Con riferimento al quinto motivo, va rimarcato che i ricorrenti non hanno dedotto le specifiche ragioni per le quali, a loro avviso, le chiamate in causa operate nel presente giudizio sarebbe state arbitrarie, laddove il Tribunale le ha motivatamente ritenuto giustificate, facendo corretta applicazione del principio affermato dalla giurisprudenza di legittimità consolidata sul punto e riportata specificamente in quel provvedimento e secondo cui, in forza del principio di causazione – che, unitamente a quello di soccombenza, regola il riparto delle spese di lite – il rimborso delle spese processuali sostenute dal terzo chiamato, in garanzia dal convenuto deve essere posto a carico dell’attore qualora la chiamata in causa si sia resa necessaria in relazione alle teca sostenute dall’attore stesso e queste siano risultate infondate, a nulla rilevando che l’attore non abbia proposto nei confronti del tema alcuna domanda; il rimborso rimane, invece, a carico della parte che ha chiamato o fatto chiamare in causa il terzo qualora l’iniziativa del chiamante, rivelatasi manifestamente infondata o palesemente arbitraria, concreti un esercizio abusivo del diritto di difesa (Cass., ord., 6/12/2019, n. 31889; Cass. 11/11/2015, n. 25541; Cass., ord., 1/07/2021, n. 18710; v. anche Cass., ord., 17/09/2019, n. 23123 e Cass. 25/09/2019, n. 23948).
A quanto precede va aggiunto che le doglianze in esame risultano inammissibili anche sotto altro aspetto, atteso che le censure in tema di regolamentazione delle spese di giudizio erano state proposte in appello in relazione a profili e per ragioni del tutto diversi, come risulta dall’atto di appello riportato testualmente in ricorso (p. 17), laddove, invece, nel caso – come quello all’esame – in cui l’appello sia stato dichiarato inammissibile ex art. 348-ter c.p.c., questa Corte ha già avuto modo di affermare il principio, che il Collegio condivide, secondo cui il ricorso per cassazione avverso la sentenza di primo grado può essere proposto entro i limiti delle questioni già sollevate con l’atto di appello e di quelle riproposte ex art. 346 c.p.c., senza che possa assumere rilievo la diversa formulazione dei motivi, che trova giustificazione nella natura del ricorso per cassazione (Cass., ord., 27/09/2018, n. 23320).
5. In conclusione, il ricorso va dichiarato inammissibile.
6. Non vi è luogo a provvedere per le spese, non avendo le parti intimate svolto attività difensiva in questa sede.
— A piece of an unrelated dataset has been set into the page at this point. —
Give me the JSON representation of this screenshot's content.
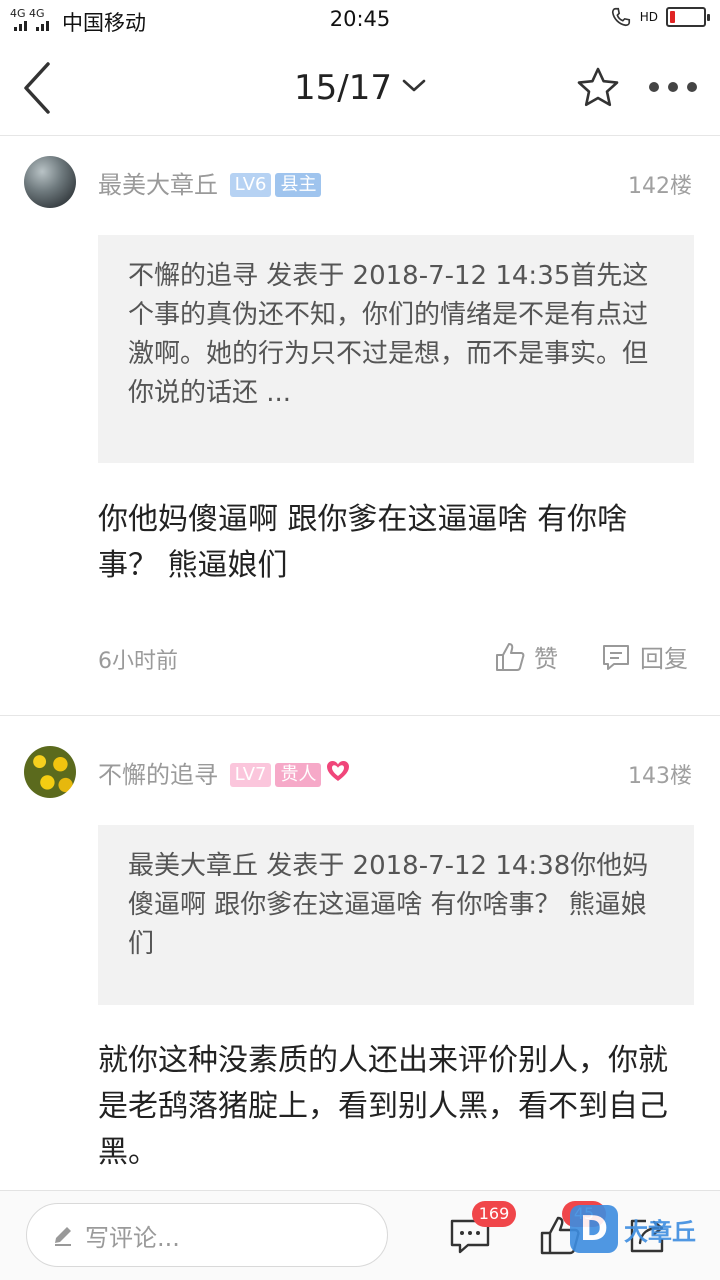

7. Va dato atto della sussistenza dei presupposti processuali per il versamento, se dovuto, da parte dei ricorrenti, ai sensi del D.P.R. 30 maggio 2002, n. 115, art. 13, comma 1-quater, nel testo introdotto dalla L. 24 dicembre 2012, n. 228, art. 1, comma 17, di un ulteriore importo a titolo di contributo unificato, pari a quello dovuto per il ricorso, a norma dello stesso art. 13, comma 1-bis (Cass., sez. un., 20/02/2020, n. 4315), evidenziandosi che il presupposto dell’insorgenza di tale obbligo non è collegato alla condanna alle spese, ma al fatto oggettivo dei rigetto integrale o della definizione in rito, negativa per l’impugnante, del gravame (v. Cass. 13 maggio 2014, n. 10306).
PQM
La Corte dichiara inammissibile il ricorso; ai sensi del D.P.R. 30 maggio 2002, n. 115, art. 13, comma 1-quater, nel testo introdotto dalla L. 24 dicembre 2012, n. 228, art. 1, comma 17, dà atto della sussistenza dei presupposti processuali per il versamento, se dovuto, da parte dei ricorrenti, dell’ulteriore importo a titolo di contributo unificato, pari a quello dovuto per il ricorso, a norma dello stesso art. 13, comma 1-bis.
Così deciso in Roma, nella Camera di consiglio della Sezione Sesta Civile – 3 della Corte Suprema di Cassazione, il 27 aprile 2021.